Godzilla et King Kong

Publié le par Benjamin Mimouni

Yellowman vs Josey Wales "Two Giants Clash"

Yellowman vs Josey Wales "Two Giants Clash"

Mon album préféré est Two Giants Clash, le disque qui renvoie dos à dos, une face chacun, deux des plus grands Djs des années 80 : Yellowman vs Josey Wales. Car c'est de cela qu'il s'agit : la rencontre de deux géants, et personne ne s'y trompe, surtout pas le génial Tony McDermott, concepteur et dessinateur de la pochette à qui le reggae doit une belle part graphique de ses galettes les plus cultes.

Yellowman et Josey Wales sont dessinés comme deux colosses plus grands que les buildings de New York, ils renversent les bus comme si c'étaient des jouets et écrasent les immenses panneaux publicitaires de Goodyear et Firestone, et se soucient aussi peu des hélicoptères et des avions qui bourdonnent à leurs oreilles que s'il ne s'agissait que d'insectes. King Kong et Godzilla arrivent en ville, et c'est autre chose que les gentils loulous de Starmania. Ils se font face, le micro à la main. Yellowman porte sa tenue de prédilection : une veste de survêtement jaune, Josey Wales est vêtu comme le personnage de western dont il a emprunté le nom : jeans et chemise.

L'album date de 1984, il a été produit par Henry Junjo Lawes à Channel One pour le label Greensleeves. Et les Roots Radics sont de la partie. Le principe est simple : 5 riddims, 10 chansons, une face du disque pour chaque artiste. À tout seigneur tout honneur, la face A est pour Yellowman. Il enchaîne cinq titres magistraux, roucoule comme à son habitude : « Hello Yellow, is that you? Exactly darling! » Toujous l'ego en avant, c'est son arme. Voilà près de cinq ans qu'il règne sur les sound-systems, autant dire qu'il est plus sûr de lui que jamais, comme si son règne devait durer toujours, et pourtant... Les ennuis vont arriver sous la forme d'un cancer de la mâchoire qui va mettre un sacré coup de frein à sa carrière. Mais pour l'instant il ne se doute de rien et fait le caïd : Society Party, Stricly Bubbling, Mr Big Shot, King of the Crop, Wrong Girl to Play With.

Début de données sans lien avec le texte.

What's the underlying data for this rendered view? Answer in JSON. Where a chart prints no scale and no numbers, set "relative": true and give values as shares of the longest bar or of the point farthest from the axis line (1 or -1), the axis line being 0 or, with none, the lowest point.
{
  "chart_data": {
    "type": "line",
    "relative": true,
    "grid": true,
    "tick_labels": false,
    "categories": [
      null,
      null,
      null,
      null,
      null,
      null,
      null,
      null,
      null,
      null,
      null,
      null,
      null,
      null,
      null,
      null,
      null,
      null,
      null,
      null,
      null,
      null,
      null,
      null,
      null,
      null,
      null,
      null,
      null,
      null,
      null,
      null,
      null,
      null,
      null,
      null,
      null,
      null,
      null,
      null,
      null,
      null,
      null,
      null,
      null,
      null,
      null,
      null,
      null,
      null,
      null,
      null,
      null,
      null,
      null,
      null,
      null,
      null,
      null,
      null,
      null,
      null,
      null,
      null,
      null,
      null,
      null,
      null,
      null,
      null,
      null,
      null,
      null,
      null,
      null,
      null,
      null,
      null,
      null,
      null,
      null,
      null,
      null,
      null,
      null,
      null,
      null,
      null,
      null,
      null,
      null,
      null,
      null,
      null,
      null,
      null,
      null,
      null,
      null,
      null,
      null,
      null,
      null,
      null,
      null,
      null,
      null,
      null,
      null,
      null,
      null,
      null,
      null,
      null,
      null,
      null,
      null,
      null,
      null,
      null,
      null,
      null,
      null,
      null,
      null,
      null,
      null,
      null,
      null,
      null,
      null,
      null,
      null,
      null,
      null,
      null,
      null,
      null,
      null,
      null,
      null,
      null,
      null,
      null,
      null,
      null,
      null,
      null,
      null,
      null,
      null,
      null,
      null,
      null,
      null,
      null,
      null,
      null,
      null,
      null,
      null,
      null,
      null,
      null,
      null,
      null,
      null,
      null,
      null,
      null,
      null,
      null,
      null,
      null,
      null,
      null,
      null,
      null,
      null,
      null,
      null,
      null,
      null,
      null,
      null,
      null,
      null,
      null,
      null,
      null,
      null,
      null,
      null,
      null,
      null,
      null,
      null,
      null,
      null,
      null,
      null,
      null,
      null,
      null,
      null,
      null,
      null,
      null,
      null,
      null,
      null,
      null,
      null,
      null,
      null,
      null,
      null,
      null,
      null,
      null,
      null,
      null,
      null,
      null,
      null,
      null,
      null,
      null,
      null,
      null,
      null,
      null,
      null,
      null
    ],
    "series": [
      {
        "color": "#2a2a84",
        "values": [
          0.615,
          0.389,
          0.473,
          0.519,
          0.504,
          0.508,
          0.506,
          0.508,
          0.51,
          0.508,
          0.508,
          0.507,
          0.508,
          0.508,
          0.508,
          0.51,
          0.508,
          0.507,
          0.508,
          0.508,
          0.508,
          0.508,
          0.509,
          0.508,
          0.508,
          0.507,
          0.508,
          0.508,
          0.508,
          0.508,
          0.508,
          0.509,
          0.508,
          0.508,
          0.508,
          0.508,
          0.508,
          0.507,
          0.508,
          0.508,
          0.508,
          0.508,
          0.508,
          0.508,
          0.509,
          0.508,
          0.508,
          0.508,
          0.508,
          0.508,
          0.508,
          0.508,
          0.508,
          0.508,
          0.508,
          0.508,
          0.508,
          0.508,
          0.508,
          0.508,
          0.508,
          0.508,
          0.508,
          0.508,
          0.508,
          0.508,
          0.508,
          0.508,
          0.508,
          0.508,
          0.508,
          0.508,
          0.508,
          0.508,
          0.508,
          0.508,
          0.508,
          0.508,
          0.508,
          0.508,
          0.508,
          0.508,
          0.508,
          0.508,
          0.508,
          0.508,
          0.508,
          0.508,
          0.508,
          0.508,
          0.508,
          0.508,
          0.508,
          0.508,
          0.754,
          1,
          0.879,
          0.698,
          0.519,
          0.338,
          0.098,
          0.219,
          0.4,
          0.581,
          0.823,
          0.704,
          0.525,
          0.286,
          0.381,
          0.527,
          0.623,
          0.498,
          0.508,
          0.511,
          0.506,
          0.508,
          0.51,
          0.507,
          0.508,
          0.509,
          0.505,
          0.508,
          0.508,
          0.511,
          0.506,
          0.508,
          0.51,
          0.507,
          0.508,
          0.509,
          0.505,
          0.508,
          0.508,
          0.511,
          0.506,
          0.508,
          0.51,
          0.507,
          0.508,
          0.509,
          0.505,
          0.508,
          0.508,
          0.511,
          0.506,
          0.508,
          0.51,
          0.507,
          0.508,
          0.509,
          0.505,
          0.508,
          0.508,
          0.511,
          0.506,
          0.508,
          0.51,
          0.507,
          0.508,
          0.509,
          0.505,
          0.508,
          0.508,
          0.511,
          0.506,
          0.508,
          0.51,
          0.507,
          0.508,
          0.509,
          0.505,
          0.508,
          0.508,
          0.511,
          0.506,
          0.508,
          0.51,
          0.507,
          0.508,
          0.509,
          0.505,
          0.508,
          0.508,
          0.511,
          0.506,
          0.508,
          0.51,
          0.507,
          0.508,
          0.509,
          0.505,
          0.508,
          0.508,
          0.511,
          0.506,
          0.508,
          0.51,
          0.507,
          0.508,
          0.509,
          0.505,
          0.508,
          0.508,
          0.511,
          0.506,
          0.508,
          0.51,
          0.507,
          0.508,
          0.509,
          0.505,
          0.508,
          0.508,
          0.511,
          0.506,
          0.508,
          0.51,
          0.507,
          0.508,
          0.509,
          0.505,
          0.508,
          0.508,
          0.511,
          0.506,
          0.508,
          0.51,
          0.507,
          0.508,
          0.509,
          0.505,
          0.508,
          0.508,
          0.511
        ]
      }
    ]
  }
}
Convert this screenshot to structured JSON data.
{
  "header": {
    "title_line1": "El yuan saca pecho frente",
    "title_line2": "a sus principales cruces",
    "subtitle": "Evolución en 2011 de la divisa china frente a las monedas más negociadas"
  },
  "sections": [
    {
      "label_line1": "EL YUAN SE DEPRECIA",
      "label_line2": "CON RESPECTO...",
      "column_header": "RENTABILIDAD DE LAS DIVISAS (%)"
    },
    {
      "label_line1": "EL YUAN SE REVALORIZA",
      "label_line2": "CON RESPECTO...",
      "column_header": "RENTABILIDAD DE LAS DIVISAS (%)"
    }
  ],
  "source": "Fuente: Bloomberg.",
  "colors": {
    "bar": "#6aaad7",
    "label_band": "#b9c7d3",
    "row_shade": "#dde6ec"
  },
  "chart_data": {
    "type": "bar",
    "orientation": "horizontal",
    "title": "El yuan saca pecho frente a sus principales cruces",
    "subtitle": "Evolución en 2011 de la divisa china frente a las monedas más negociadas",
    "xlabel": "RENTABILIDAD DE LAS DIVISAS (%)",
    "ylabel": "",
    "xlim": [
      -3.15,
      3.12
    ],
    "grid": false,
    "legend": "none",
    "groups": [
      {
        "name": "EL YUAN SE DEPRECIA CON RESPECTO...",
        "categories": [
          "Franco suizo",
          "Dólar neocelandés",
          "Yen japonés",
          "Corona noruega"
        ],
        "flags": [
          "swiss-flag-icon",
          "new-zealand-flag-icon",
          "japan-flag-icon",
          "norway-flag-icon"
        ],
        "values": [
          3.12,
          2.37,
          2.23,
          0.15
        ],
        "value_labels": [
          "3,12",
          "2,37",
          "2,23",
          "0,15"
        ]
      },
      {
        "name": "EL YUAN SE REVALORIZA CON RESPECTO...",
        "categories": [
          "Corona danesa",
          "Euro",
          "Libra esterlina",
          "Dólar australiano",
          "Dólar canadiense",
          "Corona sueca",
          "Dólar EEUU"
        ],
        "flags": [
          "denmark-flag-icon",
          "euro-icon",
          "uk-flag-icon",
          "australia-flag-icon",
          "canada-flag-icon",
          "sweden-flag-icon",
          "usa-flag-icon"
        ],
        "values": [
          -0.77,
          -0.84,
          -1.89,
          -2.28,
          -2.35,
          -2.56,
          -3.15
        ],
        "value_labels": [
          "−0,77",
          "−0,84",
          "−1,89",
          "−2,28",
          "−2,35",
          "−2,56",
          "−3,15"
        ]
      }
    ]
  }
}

Puis vient le tour de Josey Wales en face B, qui livre un reggae plus spirituel (souvenez-vous qu'il vient de l'école Sturgav, le sound de U-Roy, et qu'il a traîné avec son pote Charlie Chaplin, autre star de cinéma devenue reggaeman), plus conscious. Il chante donc sur les cinq mêmes riddims que son concurrent Yellowman. Le producteur veille au grain : tout le monde se bat avec les mêmes armes. D'ailleurs ce n'est pas un combat, et à la fin il n'y a ni vainceur ni vaincu. Josey Wales envoie à son tour ses cinq titres : Bobo Dread, Mi Have Fi Get You, Cure For The Fever, Jah A Mi Guiding Star, Sorry To Say.

Dix rounds et le gong retentit. On compte les points : égalité. Fin du bal. Et fin du bon vieux dancehall que l'on connaissait. L'heure est venue du tout digital, Prince Jammy a quitté Junjo Lawes depuis un an ou deux, il affûte ses synthétiseurs et s'apprête à lancer la bombe Sleng Teng, un riddim entièrement digital, sans musiciens, créé tout seul dans son coin, et personne ne s'en relèvera. Le Two Giants Clash est donc en quelque sorte le chant du cygne d'un reggae classique, même si le mot classique ne veut pas dire grand chose quand on parle de reggae tant cette musique a évolué au cours des années. Toutefois, se débarrasser « définitivement » des musiciens représente un sacré coup de grain dans le bocal. Mais nous aurons bien l'occasion de reparler de tout ça.

Ce qu'il faut retenir, c'est que le clash n'en est pas tout à fait un. Au contraire, on a l'impression que les deux géants jouent ensemble et font bloc comme s'ils se doutaient que tout cela n'était qu'une grosse blague qui ne pouvait pas durer. Il y a le feu dans les studios. Peut-être qu'ils sont devenus trop lourds pour supporter le poids de leurs propres carcasses! Et dans un dernier sursaut d'orgueil dont ni l'un ni l'autre ne sont dépourvus, ils donnent de la voix et tentent une dernière ruade à faire s'écrouler les buildings. Ba boum!